Feel free to post your thoughts and views. 
-Ingolmo


----------



## Wraithguard (Apr 20, 2005)

I would say the average lifespan is about that of a human if slightly more. Most likely around 80. If you take into consideration that Gerontius Took (Old Took) Reached an age of 130. I would say that their life expectancy is actually quite similar to Humans. I will do research


----------



## ingolmo (Apr 21, 2005)

It's probably a few decades more, about 95-110. If you look at appendix B at the end of the Return of the King, you'll see that both Merry and Pippin died at an age of more that 100, and Samwise was 102 when he passed over the Sea.
-Ingolmo


----------



## Alatar (Apr 21, 2005)

In FotR it says that Otho died at the ripe but dissapionted age of 102 so the avearage would be about 105.


----------



## Wraithguard (Apr 21, 2005)

I researched and you are mostly correct. It is in the range of 100-110.

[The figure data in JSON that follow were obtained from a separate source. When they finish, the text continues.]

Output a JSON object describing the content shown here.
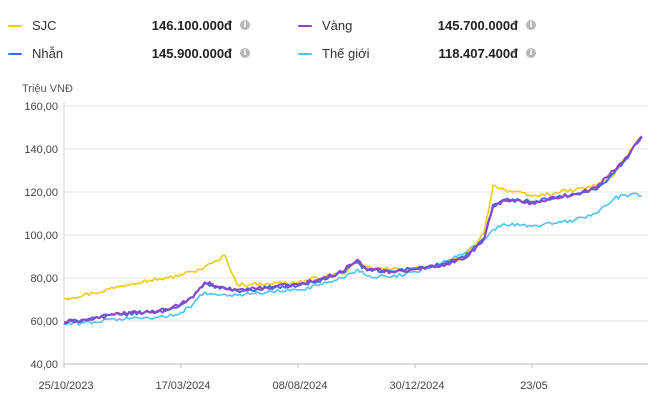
{
  "legend": {
    "items": [
      {
        "name": "SJC",
        "value": "146.100.000đ",
        "color": "#f2c811"
      },
      {
        "name": "Vàng",
        "value": "145.700.000đ",
        "color": "#8e44c9"
      },
      {
        "name": "Nhẫn",
        "value": "145.900.000đ",
        "color": "#3a6fe0"
      },
      {
        "name": "Thế giới",
        "value": "118.407.400đ",
        "color": "#4fc3f7"
      }
    ],
    "info_icon": "info-icon"
  },
  "chart_data": {
    "type": "line",
    "ylabel": "Triệu VNĐ",
    "ylim": [
      40,
      160
    ],
    "yticks": [
      "40,00",
      "60,00",
      "80,00",
      "100,00",
      "120,00",
      "140,00",
      "160,00"
    ],
    "xticks": [
      "25/10/2023",
      "17/03/2024",
      "08/08/2024",
      "30/12/2024",
      "23/05"
    ],
    "grid": "horizontal",
    "x": [
      "2023-10-25",
      "2023-12-01",
      "2024-01-01",
      "2024-02-01",
      "2024-03-01",
      "2024-03-17",
      "2024-04-01",
      "2024-04-15",
      "2024-05-01",
      "2024-05-10",
      "2024-05-25",
      "2024-06-10",
      "2024-07-01",
      "2024-08-08",
      "2024-09-01",
      "2024-10-01",
      "2024-10-20",
      "2024-11-01",
      "2024-12-01",
      "2024-12-30",
      "2025-02-01",
      "2025-03-01",
      "2025-03-25",
      "2025-04-05",
      "2025-04-20",
      "2025-05-23",
      "2025-06-20",
      "2025-07-15",
      "2025-08-10",
      "2025-09-01",
      "2025-09-15",
      "2025-10-05"
    ],
    "series": [
      {
        "name": "SJC",
        "color": "#f2c811",
        "values": [
          70.5,
          73,
          76,
          79,
          80,
          81.5,
          83,
          85,
          88,
          90.5,
          77,
          77,
          77.5,
          78,
          80,
          82,
          87,
          85,
          84,
          84.5,
          86,
          90,
          101,
          123,
          121,
          118,
          119.5,
          121,
          123,
          128,
          136,
          146.1
        ]
      },
      {
        "name": "Vàng",
        "color": "#8e44c9",
        "values": [
          59.5,
          61,
          63.5,
          64,
          65,
          68,
          71,
          78,
          76,
          75,
          74.5,
          75,
          75.5,
          77,
          79,
          83,
          88.5,
          84,
          83,
          84,
          86,
          89,
          98,
          114,
          116,
          115,
          117.5,
          119,
          122,
          130,
          136,
          145.7
        ]
      },
      {
        "name": "Nhẫn",
        "color": "#3a6fe0",
        "values": [
          59,
          61.5,
          63,
          64,
          65.5,
          67.5,
          71,
          77.5,
          76,
          75.5,
          74,
          74.5,
          75.5,
          76.5,
          78.5,
          82.5,
          87.5,
          83.5,
          83,
          84.5,
          86.5,
          89.5,
          98.5,
          113,
          116.5,
          115.5,
          117,
          119,
          121,
          129,
          135,
          145.9
        ]
      },
      {
        "name": "Thế giới",
        "color": "#4fc3f7",
        "values": [
          58.5,
          59.5,
          61,
          61.5,
          62,
          64,
          68,
          73.5,
          72,
          72.5,
          72,
          72.5,
          73.5,
          74.5,
          76.5,
          80,
          84,
          81,
          80.5,
          83,
          87,
          91.5,
          98,
          102.5,
          105,
          104,
          105.5,
          107,
          110,
          117,
          118.5,
          118.4
        ]
      }
    ]
  }
}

That should be about right.


----------



## ingolmo (Apr 22, 2005)

Thanks for your feedback Wraithguard and Alatar. Reaching the age of a hundred probably isn't such a big achievement with hobbits. Sure, I'd like to be a hobbit, they have so much time to just relax (though I'd like some Took blood, so that I'd take the ventures to sometimes travel and adventure outside the good ole Shire.
-Ingolmo


----------